Without mentioning specific cases, Boyle said, it’s difficult to know if evidence hand-delivered could have been sent electronically. As a homicide detective, Boyle said, his cases often had too much evidence to be emailed. He noted also that he would take hard copies to court for more than one case at a time.
Lown said he has received some evidence electronically, but that it depends on the individual detective or the police officer involved in the case. He said that there could be units “where it’s an office culture” to hand-deliver documents.
“But it definitely goes on in many courts, certainly in Dorchester and Roxbury,” he said.
Christian Williams, a criminal defense attorney practicing in both Suffolk and Norfolk counties, said, “Definitely in district court you don’t get stuff electronically. In my experience very, very rarely.”
Boyle said the BPD does not currently monitor how often officers go to court for discovery, or how evidence is presented. Yet the department’s own rules mandate that records of such appearances be kept. BPD Rule 320A states that the department’s supervisor of cases must issue court overtime slips to officers who are required to appear in court on an overtime basis.
“Every off-duty officer, under summons from a court, shall present his summons to the Supervisor of Cases in order to obtain a Court Overtime Slip,” the rule reads.
Police union contracts, including the four-hour overtime minimum, are currently being renegotiated after expiring June 30.
During last week’s city council meeting, Councilor Andrea Campbell questioned whether the mayor would commit to ending the four-hour minimum.
“With thousands of Bostonians calling for change and accountability in policing, we have to be absolutely more transparent about our police union contract negotiations and discussions,” said Campbell. “And this cannot be done completely in private and with no sense of the administration’s positions at the bargaining table. I want to know, for example, if the mayor is committed to the four-hour minimum for overtime shifts or if he’s doing something with respect to that as a step toward reducing overtime costs.”
The council approved Walsh’s budget last month, which included a reduction of $12 million in police overtime spending, to be reallocated to programs that fight systemic racism and inequities, like the Public Health Commission.

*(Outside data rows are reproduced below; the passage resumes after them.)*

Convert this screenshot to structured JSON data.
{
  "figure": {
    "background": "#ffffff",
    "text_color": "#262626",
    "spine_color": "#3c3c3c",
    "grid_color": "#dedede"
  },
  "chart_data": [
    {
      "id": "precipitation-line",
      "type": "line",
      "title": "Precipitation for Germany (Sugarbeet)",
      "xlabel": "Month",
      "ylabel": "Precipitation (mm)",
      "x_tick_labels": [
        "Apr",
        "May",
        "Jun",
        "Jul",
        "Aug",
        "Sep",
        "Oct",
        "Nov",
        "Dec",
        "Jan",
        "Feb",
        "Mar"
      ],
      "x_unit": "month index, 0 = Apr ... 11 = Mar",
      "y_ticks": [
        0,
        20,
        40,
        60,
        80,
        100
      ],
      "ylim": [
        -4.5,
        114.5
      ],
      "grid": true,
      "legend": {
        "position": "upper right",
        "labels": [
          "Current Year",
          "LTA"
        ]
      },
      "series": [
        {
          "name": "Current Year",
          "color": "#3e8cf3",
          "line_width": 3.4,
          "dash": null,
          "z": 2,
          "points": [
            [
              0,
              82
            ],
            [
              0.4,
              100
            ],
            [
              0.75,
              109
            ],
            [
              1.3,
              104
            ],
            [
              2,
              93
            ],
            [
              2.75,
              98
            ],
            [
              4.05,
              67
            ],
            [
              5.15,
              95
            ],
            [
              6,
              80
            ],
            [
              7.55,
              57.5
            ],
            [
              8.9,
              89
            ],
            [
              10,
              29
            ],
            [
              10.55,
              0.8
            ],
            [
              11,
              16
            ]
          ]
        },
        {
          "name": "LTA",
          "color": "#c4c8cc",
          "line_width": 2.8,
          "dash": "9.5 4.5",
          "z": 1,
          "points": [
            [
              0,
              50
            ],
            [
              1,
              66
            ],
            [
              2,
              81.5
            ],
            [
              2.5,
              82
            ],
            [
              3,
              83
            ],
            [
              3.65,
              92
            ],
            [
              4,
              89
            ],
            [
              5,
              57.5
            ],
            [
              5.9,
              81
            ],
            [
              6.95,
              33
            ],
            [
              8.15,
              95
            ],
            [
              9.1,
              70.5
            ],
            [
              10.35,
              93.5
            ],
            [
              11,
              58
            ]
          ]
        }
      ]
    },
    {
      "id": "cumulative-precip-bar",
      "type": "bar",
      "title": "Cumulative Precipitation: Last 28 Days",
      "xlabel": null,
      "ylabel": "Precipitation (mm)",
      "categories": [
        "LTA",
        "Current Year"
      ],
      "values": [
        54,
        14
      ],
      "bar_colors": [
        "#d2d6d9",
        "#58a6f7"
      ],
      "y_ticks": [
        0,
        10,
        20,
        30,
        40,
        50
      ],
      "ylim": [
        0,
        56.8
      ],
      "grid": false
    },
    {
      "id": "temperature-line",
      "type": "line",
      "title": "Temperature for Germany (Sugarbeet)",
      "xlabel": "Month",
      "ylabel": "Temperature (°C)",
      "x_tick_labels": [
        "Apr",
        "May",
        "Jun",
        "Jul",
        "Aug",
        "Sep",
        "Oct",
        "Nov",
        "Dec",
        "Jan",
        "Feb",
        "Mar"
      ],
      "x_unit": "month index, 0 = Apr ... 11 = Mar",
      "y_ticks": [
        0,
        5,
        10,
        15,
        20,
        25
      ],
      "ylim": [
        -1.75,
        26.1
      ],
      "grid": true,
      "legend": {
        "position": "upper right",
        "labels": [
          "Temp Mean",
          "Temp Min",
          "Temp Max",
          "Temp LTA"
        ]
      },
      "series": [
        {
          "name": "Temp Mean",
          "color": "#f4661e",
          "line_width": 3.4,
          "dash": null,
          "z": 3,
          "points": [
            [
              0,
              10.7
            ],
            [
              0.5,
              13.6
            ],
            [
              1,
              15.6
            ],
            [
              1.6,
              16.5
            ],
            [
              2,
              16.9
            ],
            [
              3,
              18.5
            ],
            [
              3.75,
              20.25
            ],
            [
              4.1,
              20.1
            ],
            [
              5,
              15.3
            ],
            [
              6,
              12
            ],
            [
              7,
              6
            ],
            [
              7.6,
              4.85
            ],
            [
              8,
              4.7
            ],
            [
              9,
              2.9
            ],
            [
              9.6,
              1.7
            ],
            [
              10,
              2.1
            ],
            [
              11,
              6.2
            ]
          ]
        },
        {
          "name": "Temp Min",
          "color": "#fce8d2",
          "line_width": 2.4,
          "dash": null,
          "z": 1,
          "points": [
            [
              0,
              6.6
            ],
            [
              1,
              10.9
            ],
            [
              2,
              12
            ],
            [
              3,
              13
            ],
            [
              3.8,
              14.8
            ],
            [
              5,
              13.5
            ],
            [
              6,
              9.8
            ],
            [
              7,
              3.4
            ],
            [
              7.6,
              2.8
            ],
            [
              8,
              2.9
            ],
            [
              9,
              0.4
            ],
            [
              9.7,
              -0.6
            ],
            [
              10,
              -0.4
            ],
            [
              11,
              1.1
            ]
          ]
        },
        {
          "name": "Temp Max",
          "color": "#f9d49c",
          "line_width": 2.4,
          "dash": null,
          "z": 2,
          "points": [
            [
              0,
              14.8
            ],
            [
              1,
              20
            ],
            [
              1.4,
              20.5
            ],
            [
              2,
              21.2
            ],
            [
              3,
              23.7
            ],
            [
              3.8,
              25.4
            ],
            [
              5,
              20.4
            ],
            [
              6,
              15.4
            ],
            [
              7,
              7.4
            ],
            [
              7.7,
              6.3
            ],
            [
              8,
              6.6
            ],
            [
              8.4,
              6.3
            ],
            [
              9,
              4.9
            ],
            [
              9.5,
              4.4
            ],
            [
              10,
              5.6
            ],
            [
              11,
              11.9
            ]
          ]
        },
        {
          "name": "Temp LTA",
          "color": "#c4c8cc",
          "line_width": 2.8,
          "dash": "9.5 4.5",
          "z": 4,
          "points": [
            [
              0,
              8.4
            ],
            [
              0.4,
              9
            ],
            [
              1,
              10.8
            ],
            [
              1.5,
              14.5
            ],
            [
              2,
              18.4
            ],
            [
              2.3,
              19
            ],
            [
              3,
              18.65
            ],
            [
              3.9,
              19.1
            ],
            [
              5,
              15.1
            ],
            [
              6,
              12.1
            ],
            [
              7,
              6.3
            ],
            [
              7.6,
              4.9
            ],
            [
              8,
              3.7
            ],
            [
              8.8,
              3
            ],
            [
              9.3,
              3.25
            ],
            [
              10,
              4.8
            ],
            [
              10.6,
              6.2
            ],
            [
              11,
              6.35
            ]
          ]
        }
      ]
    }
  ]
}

Yet this cut was widely seen as symbolic, as department spending on overtime often far exceeds the annual overtime budget. Last year, the BPD’s overtime budget was $61 million but they actually spent almost $70 million.
“Our police overtime budget has ballooned over the years despite pledges from leadership to reduce these costs,” said Campbell in a statement to the Banner. “Eliminating the four-hour minimum and a review of the cost of [off-duty paid] details are the most obvious places to start to curtail overtime spending, and I expect to see changes in the next collective bargaining agreement.”
The department estimates that employees will use more than 1.2 million hours of overtime this year, and is still set to receive almost $61 million in overtime spending.
“What this proves is that there’s a lot of fat on the system. There are a ton of resources that could be reinvested,” said Lown. “It’s a question of political will.”
Besides the overtime expense, there’s a human cost to delivering documents and delaying evidence discovery.
Defendants awaiting case evidence sit in jail longer than necessary, said Lown, or are on the streets unable to move on with their lives. It takes a mental and physical toll on his clients, he said.
“I’ve had a defendant tell me this case is all they think about. They think about it when they first wake up in the morning, and they think about it when they lay down to go to bed,” Lown said.
“We’re at a time of reckoning and realizing that we have this opportunity to spend resources where they’re really needed,” he added. “Our leaders want to say that they care but are more interested in symbolic rather than systemic change.”
Yawu Miller contributed to this story.